2. Your bounce handling is broken, or you’re not looking at bounces.
Every email AOL bounces back to you (over this type of an issue)
contains a URL linking you to more information. AOL always includes
this. So if you don’t know what’s going on with your AOL delivery, you
probably don’t have access to this data, or aren’t looking at it. Make
it a priority to change that! These URLs lead to pages that give you clear information about what’s going on.
3. You’re generating too many complaints or too many bounces.
If you get whitelisted, and are reading bounces correctly, and are
still having blocking issues, then the information provided in bounces
probably indicates that your mail is causing too many bounces or too
many spam complaints. AOL (and many other ISPs) can tell how much of
your attempted mail is undeliverable, and how many of your recipients
report it as spam. These are important measures used by AOL (and
others) to decide which mail gets through, and which mail gets bounced.
How to reduce your bounce rate: Don’t attempt to remail
bounced names. They’re not going to magically go through next time, and
your failed attempts will actively damage your email reputation. If you
don’t filter out bounces, your bounce rate will grow with each mailing,
and you will quickly exceed AOL’s spam-measuring bounce threshold.
(Spam mail bounces at a high rate; spammers generally have very poor
bounce handling. ISPs consider it a valid measure.) If you’re doing
this and still having this problem, then your signup/opt-in practices
are broken, and they are resulting in too many invalid addresses being
added to your list. It’s making you look like a spammer.
How to reduce your spam complaint rate: Don’t send mail to
people who don’t want it. Don’t obtain lists from third parties. The
people on those lists didn’t opt-in to mail from you, and don’t know
who you are. Many of them will report your mail as spam. It doesn’t
matter if it’s legal; it’s just as legal for AOL to notice the high
number of complaints and choose to block your mail. The most useful
thing you can do is fix this. The most useless thing you can do is
complain about it to the world at large. Don’t tell the world you’re
not spamming and everybody’s out to get you. As far as the recipients
and receiving ISPs are concerned, you are sending spam.
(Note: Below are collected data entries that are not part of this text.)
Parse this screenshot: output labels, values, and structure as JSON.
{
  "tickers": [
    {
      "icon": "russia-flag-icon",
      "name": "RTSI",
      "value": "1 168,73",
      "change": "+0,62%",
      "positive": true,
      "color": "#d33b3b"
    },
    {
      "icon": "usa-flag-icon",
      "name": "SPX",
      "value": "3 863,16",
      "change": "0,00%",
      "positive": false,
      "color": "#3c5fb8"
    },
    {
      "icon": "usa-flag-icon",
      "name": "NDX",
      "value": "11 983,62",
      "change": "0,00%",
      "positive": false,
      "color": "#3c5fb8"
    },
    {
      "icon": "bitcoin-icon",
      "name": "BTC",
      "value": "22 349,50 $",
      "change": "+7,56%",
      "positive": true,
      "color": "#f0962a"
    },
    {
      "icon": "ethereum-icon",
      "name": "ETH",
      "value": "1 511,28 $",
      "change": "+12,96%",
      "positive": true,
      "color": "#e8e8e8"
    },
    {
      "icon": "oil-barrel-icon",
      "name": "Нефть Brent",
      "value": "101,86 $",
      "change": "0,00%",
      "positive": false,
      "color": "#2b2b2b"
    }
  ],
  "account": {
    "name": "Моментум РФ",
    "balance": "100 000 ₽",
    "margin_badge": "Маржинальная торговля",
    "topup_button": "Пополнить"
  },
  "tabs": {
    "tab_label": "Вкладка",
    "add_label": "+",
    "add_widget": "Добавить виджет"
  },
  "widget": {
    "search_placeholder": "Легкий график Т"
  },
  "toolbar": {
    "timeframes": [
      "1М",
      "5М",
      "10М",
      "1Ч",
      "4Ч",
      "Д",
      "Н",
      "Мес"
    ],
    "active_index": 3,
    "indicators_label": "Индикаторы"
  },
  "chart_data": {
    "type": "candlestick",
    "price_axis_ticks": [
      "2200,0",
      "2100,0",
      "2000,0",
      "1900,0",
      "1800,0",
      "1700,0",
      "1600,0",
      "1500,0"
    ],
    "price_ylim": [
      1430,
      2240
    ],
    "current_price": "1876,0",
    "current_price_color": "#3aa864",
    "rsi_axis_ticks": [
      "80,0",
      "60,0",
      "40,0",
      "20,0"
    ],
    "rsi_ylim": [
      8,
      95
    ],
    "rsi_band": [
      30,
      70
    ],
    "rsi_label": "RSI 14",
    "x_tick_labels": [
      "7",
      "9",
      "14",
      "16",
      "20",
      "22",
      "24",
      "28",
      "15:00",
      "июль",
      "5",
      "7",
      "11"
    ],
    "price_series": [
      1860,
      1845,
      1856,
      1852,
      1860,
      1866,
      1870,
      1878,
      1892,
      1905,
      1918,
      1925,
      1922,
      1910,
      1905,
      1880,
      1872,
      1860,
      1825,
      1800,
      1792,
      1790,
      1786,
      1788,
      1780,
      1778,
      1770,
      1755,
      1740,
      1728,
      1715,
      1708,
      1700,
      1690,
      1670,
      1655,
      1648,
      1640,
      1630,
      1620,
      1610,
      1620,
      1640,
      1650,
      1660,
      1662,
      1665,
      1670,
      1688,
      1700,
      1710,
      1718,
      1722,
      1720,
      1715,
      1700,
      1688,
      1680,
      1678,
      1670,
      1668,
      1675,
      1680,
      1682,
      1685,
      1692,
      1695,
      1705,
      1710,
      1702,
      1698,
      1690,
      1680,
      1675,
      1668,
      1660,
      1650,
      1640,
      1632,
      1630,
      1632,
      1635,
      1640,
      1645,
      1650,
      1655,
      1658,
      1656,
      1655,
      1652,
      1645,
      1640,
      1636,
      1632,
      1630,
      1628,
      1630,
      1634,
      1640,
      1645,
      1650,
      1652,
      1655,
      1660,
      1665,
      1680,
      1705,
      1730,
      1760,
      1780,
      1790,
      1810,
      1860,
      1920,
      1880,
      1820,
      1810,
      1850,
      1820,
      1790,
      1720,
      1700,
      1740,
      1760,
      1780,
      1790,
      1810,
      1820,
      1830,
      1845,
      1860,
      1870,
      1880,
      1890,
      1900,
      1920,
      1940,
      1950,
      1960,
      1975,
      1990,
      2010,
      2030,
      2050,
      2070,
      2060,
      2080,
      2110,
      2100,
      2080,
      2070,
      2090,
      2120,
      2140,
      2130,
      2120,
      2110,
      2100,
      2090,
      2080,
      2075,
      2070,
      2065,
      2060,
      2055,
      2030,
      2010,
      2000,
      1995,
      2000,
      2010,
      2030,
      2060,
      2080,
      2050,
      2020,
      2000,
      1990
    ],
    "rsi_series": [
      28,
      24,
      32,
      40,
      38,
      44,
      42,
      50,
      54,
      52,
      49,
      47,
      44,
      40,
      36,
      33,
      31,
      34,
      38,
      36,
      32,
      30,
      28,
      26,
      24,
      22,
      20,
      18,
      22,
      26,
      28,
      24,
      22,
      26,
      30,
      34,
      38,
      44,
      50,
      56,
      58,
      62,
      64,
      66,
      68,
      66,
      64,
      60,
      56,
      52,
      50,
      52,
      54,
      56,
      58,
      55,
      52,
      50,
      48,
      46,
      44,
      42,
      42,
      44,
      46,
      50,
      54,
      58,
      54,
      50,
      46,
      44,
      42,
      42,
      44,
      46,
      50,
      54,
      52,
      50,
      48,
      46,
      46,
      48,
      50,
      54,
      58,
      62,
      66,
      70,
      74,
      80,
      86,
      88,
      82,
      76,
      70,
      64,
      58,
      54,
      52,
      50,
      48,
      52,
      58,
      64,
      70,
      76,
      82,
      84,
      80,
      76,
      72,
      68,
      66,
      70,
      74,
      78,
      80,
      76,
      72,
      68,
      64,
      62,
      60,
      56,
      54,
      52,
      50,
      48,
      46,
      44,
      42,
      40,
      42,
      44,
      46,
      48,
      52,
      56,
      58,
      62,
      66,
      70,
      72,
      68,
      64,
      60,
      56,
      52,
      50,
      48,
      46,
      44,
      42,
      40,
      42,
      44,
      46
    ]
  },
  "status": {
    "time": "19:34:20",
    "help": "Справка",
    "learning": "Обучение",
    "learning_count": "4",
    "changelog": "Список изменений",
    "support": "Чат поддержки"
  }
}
Also, it’s very important that you sign up for a feedback loop from AOL.
This will provide you with copies of spam complaints brought against
you by AOL users. You can (and should) ensure that these people are
unsubscribed from your list. If you don’t, you’re not going to reduce
spam complaints. This isn’t a secret trick that makes it okay to
suddenly buy lists or do other bad things–if you buy lists or harvest
addresses, no amount of opting-out is going to save you–but handling
feedback loops properly is a necessary part of managing your mailing
list.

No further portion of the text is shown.